Таковы были две его фотографические иконы – ребенок по имени Майкл и семейный портрет. Базз подарил ему еще одну фотографию – они с Аннабель спят в постели, и она стала третьей: образ любовника. Ли и Аннабель выглядели на ней как Дафнис и Хлоя или Поль и Виргиния; Ли, опутанный ее длинными волосами, лежал в изгибе ее обнаженного плеча, потому что был ниже ее ростом, и они смотрелись так красиво и мирно, точно самими небесами были предназначены друг другу. Ли хранил эти фотографии в конверте вместе с тремя свидетельствами о рождении; потом к ним добавилось свидетельство о браке.
Но причинно-следственной связи между этими тремя лицами на снимках обнаружить он не мог. Дитя, ребенок и подросток или молодой человек, чье лицо оставалось таким новым, неиспользованным и незавершенным, казалось, олицетворяли три конечных и не связанных друг с другом состояния. Глядя в зеркало, он видел лицо, не имеющее ничего общего с теми тремя; его черты уже были отфильтрованы глазами жены и настолько видоизменились, что перестали быть его собственными. Казалось, никакая логика не связывает разные этапы его жизни, будто каждый достигался независимо, не органическим ростом, а конвульсивными прыжками из одного состояния в другое. По невинности, которую Ли находил в прежних, отброшенных за ненадобностью лицах, он не испытывал никакой ностальгии – только яростное негодование: надо ж было ему быть невинным настолько, чтобы отказаться от своей свободы. Ибо теперь пустая комната, в которой он существовал так же аскетично, как Робинзон Крузо на своем острове, и только Базз служил ему хмурым и неверным Пятницей, – теперь эта комната задыхалась от вещей, покрылась темными слоистыми красками и наполнилась таким густым угрюмым мраком, что, переступая порог, приходилось набирать в грудь побольше воздуха, точно собираясь нырнуть в другой воздух, более плотный.
В этой таинственной пещере Ли крепко прижимал к себе Аннабель – он знал, что двуличие расцветает от физического контакта.

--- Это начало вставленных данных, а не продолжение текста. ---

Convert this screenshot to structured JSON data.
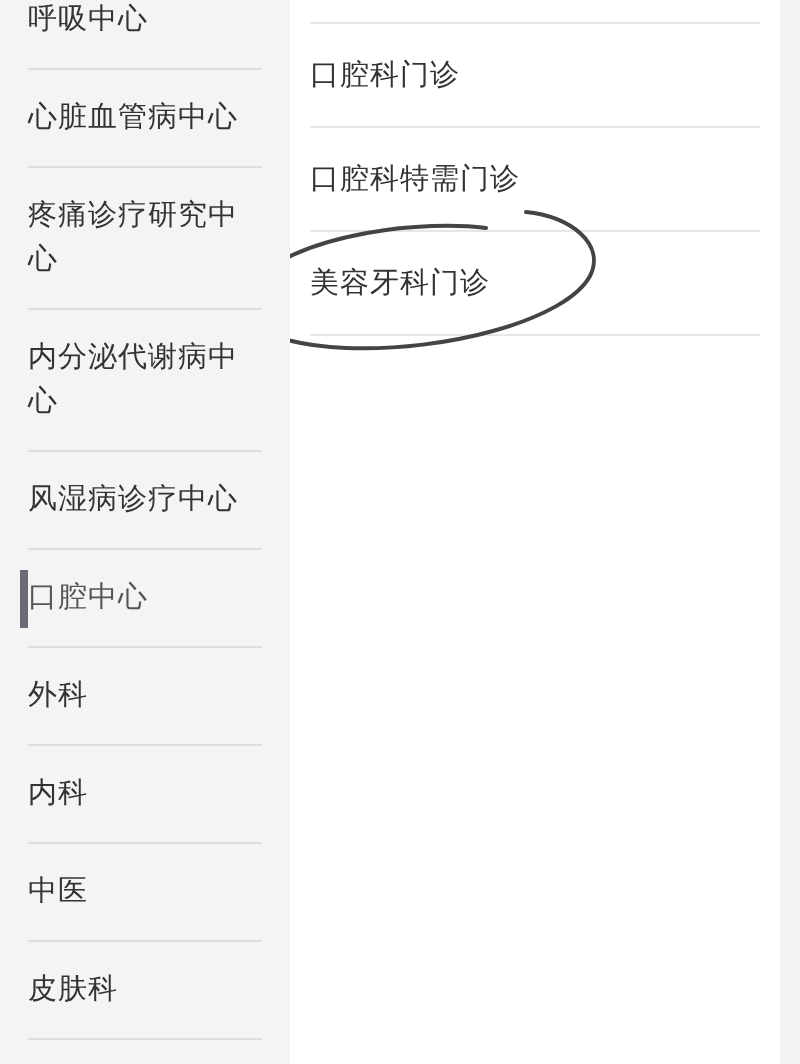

Здесь, где она со своей мебелью тонула в едином сне, у Аннабель по крайней мере оставались форма и какие-то внешние контуры; она была такой же вещью, как диван или буфет с львиными головами. Здесь она была объектом, состоящим из непроницаемых поверхностей. Когда она шла с ним рядом по улице в своей наугад подобранной одежде, тощая и чахлая, то напоминала призрак тряпичницы. Она была высокой и очень худой, руки длинные, и вены на них выступали толстыми пучками, будто на веснушчатых руках старух. Все ноги тоже были оплетены выпуклыми вспухшими венами. Из-за худосочности своей она казалась гораздо выше, чем на самом деле, – карикатурно элегантная, изнуренная девушка с узким лицом и волосами настолько прямыми, что они беспомощно ниспадали безмолвной данью силе земного притяжения. У нее на ногах были очень цепкие пальцы – она могла ими подхватить карандаш и уверенно расписаться. Она воровала.